Ich stehe hier für die evangelische Kirchengemeinde. Wir haben uns am Stolperstein für Josef beteiligt. Josef kam am selben Tag wie seine Mutter am 23. März 1944 ums Leben, er wurde vier Jahre alt. Dieser Satz geht einem durch Mark und Bein.

Gerade auch nach Ihren persönlichen Berichten als Angehörige mag man angesichts des Schreckens eigentlich nur schweigen. Weil kein Wort greift angesichts dieser Massendeportation, derer wir in diesem Jahr 80 Jahre später noch mal besonders gedenken. Schweigen angesichts des Schreckens ist das eine. Wir tun das in der Kirche im Gebet, in der Kontemplation. Aber wir sprechen auch und gehen in Aktion. Das gehört für uns zusammen, denn wir als Zivilgesellschaft, zu der wir uns als evangelische Kirche zählen, müssen unseren Mund öffnen und laut sein gegen den neuen Rassismus, der um sich schlägt.
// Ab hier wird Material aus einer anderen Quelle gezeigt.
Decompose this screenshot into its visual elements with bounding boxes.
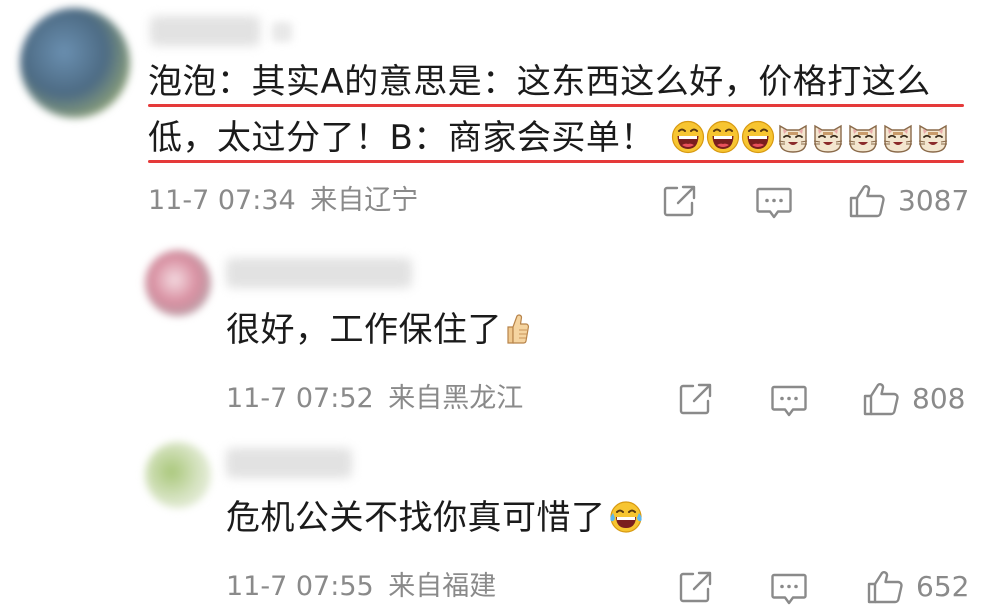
cat-icon (916, 120, 950, 163)
comment-time: 11-7 07:34 (148, 185, 296, 216)
reply-button[interactable] (770, 572, 808, 606)
reply-item: 很好，工作保住了 11-7 07:52 来自黑龙江 808 (0, 230, 1000, 420)
comment-item: 泡泡：其实A的意思是：这东西这么好，价格打这么 低，太过分了！B：商家会买单！ … (0, 0, 1000, 230)
comment-icon (771, 385, 807, 417)
share-icon (663, 185, 696, 217)
highlight-underline (148, 160, 964, 163)
share-icon (679, 383, 712, 415)
thumbs-up-outline-icon (849, 185, 885, 218)
comment-meta: 11-7 07:34 来自辽宁 (148, 186, 418, 216)
avatar[interactable] (145, 250, 211, 316)
comment-location: 来自福建 (388, 571, 497, 602)
cat-icon (881, 120, 915, 163)
comment-location: 来自辽宁 (310, 185, 419, 216)
comment-text: 危机公关不找你真可惜了 (226, 498, 606, 538)
like-count: 3087 (898, 184, 970, 217)
comment-text-line: 泡泡：其实A的意思是：这东西这么好，价格打这么 (148, 62, 931, 102)
avatar[interactable] (20, 8, 130, 118)
comment-text-line: 低，太过分了！B：商家会买单！ (148, 118, 951, 163)
comment-icon (756, 187, 792, 219)
username[interactable] (226, 258, 412, 288)
comment-meta: 11-7 07:52 来自黑龙江 (226, 384, 523, 414)
highlight-underline (148, 104, 964, 107)
laugh-icon (741, 120, 775, 163)
cat-icon (776, 120, 810, 163)
thumbs-up-icon (504, 312, 530, 355)
cat-icon (846, 120, 880, 163)
like-button[interactable]: 3087 (848, 184, 969, 218)
reply-button[interactable] (755, 186, 793, 220)
like-count: 808 (912, 382, 966, 415)
share-button[interactable] (662, 184, 698, 218)
like-count: 652 (916, 570, 970, 603)
comment-text-line: 危机公关不找你真可惜了 (226, 498, 644, 543)
comment-text-line: 很好，工作保住了 (226, 310, 530, 355)
comment-time: 11-7 07:55 (226, 571, 374, 602)
like-button[interactable]: 808 (862, 382, 965, 416)
comment-time: 11-7 07:52 (226, 383, 374, 414)
username[interactable] (226, 448, 352, 478)
reply-button[interactable] (770, 384, 808, 418)
username[interactable] (150, 16, 260, 46)
like-button[interactable]: 652 (866, 570, 969, 604)
share-icon (679, 571, 712, 603)
emoji-row (671, 118, 951, 158)
share-button[interactable] (678, 570, 714, 604)
laugh-icon (671, 120, 705, 163)
comment-text: 很好，工作保住了 (226, 310, 502, 350)
laugh-icon (706, 120, 740, 163)
reply-item: 危机公关不找你真可惜了 11-7 07:55 来自福建 652 (0, 420, 1000, 615)
comment-text: 低，太过分了！B：商家会买单！ (148, 118, 655, 158)
comment-icon (771, 573, 807, 605)
comment-meta: 11-7 07:55 来自福建 (226, 572, 496, 602)
cat-icon (811, 120, 845, 163)
thumbs-up-outline-icon (863, 383, 899, 416)
comment-location: 来自黑龙江 (388, 383, 524, 414)
tears-of-joy-icon (608, 500, 644, 543)
user-badge (272, 22, 292, 42)
avatar[interactable] (145, 442, 211, 508)
thumbs-up-outline-icon (867, 571, 903, 604)
share-button[interactable] (678, 382, 714, 416)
Und wir brauchen Zeichen, Gedenkorte. Daher haben wir nach deiner Anfrage, Holger, nicht gezögert, uns an diesen Stolpersteinen für die Familie Rosenbach zu beteiligen.

Ich stehe hier heute das zweite Mal in diesem Jahr bei einer nachbarschaftlichen Gedenkveranstaltung. Damals im April habe ich darauf aufmerksam gemacht, wie wichtig das gemeinsame Gedenken im Nahbereich ist. Herzlichen Dank auch heute dir, Holger, dass du dieses Gedenken bei uns im Viertel wachhältst.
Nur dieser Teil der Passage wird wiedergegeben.